Buzz Bloom said:
the concept is that the expansion of the universe has no influence on the trajectories of two bodies if they have stable orbits
This is basically true, but let me restate it in a more precise form.
Suppose we want to model our solar system as it is "embedded" in the universe as a whole. In order to do that, we have to "paste together" two different spacetime geometries. Basically, our model will be that we have a spherical "bubble", containing the solar system, in which the spacetime geometry is the Schwarzschild geometry; and this "bubble" will be embedded in the universe as a whole, whose spacetime geometry is the FRW geometry. At the boundary of the "bubble", which we can think of as some spherical surface that is at a radius from the Sun of, say, 1 light-year, the two geometries have to match, which involves some technical mathematical conditions that I don't think we need to go into detail about here.
In a model of this type, the fact that we have spherical symmetry in both regions (the Schwarzschild region inside the "bubble" and the FRW region outside) means that we can invoke the shell theorem, which says that, if we have a spherical "bubble" with a spherically symmetric spacetime outside it (in this case, the FRW region describing the rest of the universe), the spacetime geometry outside the "bubble" has no effect at all on the spacetime geometry inside the "bubble".
Translated into more concrete physical terms, this means that the expansion of the universe (which is a property of the FRW spacetime geometry outside the "bubble") has no effect on the orbits of objects in the solar system (which is a property of the spacetime geometry inside the "bubble").
Of course our real universe does not exactly satisfy the idealized assumptions of the idealized model described above. But the fact that we
can use the Schwarzschild geometry (or more precisely a power series approximation to it, called the post-Newtonian approximation) to make very accurate predictions regarding the orbits of objects in the solar system means that, in fact, the idealized model I described is an extremely accurate approximation--that in fact it is true even in our real universe that the expansion of the universe, the spacetime geometry outside the solar system, has no effect on the orbits of objects inside the solar system.
Buzz Bloom said:
At that time, as I remember it, the concept that dark energy can influence the orbits was not discussed.
I don't think it was at first, but IIRC it was later on in the discussion. If I can find the thread I'll post a link to it here.

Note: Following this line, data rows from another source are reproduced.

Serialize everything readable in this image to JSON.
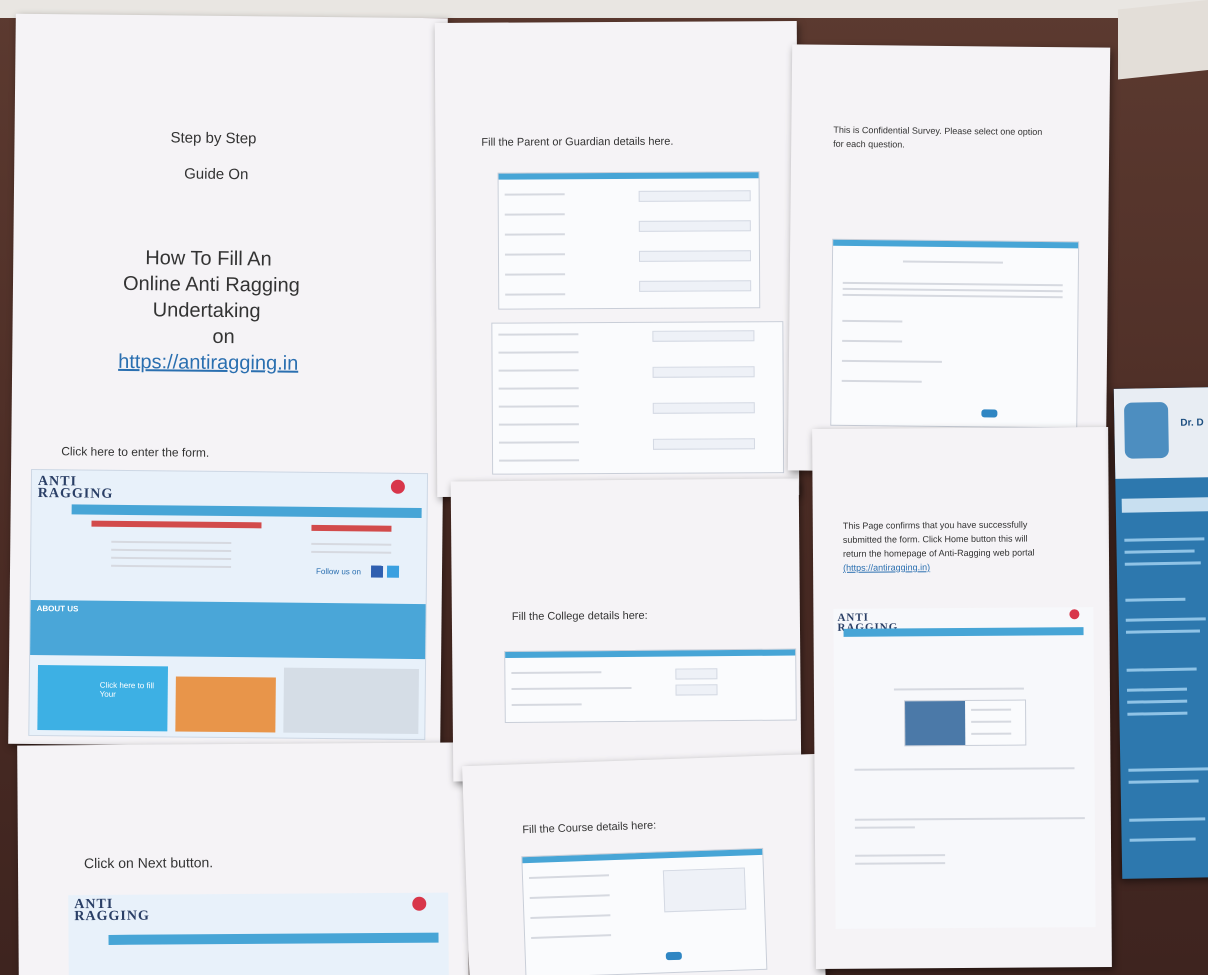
{
  "sheet1": {
    "line1": "Step by Step",
    "line2": "Guide On",
    "title1": "How To Fill An",
    "title2": "Online Anti Ragging",
    "title3": "Undertaking",
    "title4": "on",
    "url": "https://antiragging.in",
    "caption1": "Click here to enter the form.",
    "logo": "ANTI RAGGING",
    "banner": "ABOUT US",
    "promo": "Click here to fill Your",
    "follow": "Follow us on"
  },
  "sheet2": {
    "caption": "Click on Next button.",
    "logo": "ANTI RAGGING"
  },
  "sheet3": {
    "caption": "Fill the Parent or Guardian details here."
  },
  "sheet4": {
    "caption": "Fill the College details here:"
  },
  "sheet5": {
    "caption": "Fill the Course details here:"
  },
  "sheet6": {
    "caption1": "This is Confidential Survey. Please select one option",
    "caption2": "for each question."
  },
  "sheet7": {
    "caption1": "This Page confirms   that you have successfully",
    "caption2": "submitted the form. Click Home button this will",
    "caption3": "return the homepage of Anti-Ragging  web   portal",
    "caption4": "(https://antiragging.in)",
    "logo": "ANTI RAGGING"
  },
  "poster": {
    "heading": "Dr. D"
  },
  "colors": {
    "board": "#4a2b24",
    "paper": "#f5f3f6",
    "accent": "#47a5d6",
    "poster": "#2d78ae"
  }
}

Adding dark energy to the idealized model I described above is actually pretty straightforward, and doesn't change the basic answer I gave above. The key difference between dark energy and the rest of the stress-energy in the universe is that we
cannot assume that the density of dark energy inside the solar system is exactly zero. In the idealized model above, when we used the Schwarzschild geometry to model the region inside the "bubble", where the solar system is, that was equivalent to assuming that there is
no other stress-energy in that region, aside from the Sun itself (we are here treating the planets and everything else as test objects, with no effect on the spacetime geometry; relaxing that assumption doesn't change the basic answer, it just complicates the details of how we predict the actual orbits of objects inside the solar system). In other words, we were assuming that the uniform density in the FRW model of the universe as a whole stops at the boundary of the "bubble", and vacuum begins.
In the presence of dark energy, we can no longer make that assumption, because dark energy has the same density literally everywhere--not just as an approximation on large distance scales, as for the ordinary matter and energy in the universe as it is represented in the FRW geometry, but literally everywhere. That means that, to include dark energy in our idealized model, we have to use for the region inside the "bubble", not the Schwarzschild geometry, but the Schwarzschild-de Sitter geometry.
It turns out, however, that the
only thing that changes inside the "bubble" when we do that is that the orbits of objects are slightly different (because, heuristically, the inward "acceleration due to gravity" of the Sun is slightly offset by the outward "acceleration" due to dark energy, so the situation is as if the Sun's mass were slightly smaller than it actually is, with appropriate changes to all orbital parameters). But it is
still true that those orbits are not affected by the spacetime geometry outside the bubble--which includes the expansion of the universe. The orbits are affected by the dark energy
inside the bubble (more precisely, by the dark energy that is closer to the Sun than the orbiting object is), but they are not affected by the dark energy
outside the bubble any more than they are affected by anything else outside the bubble.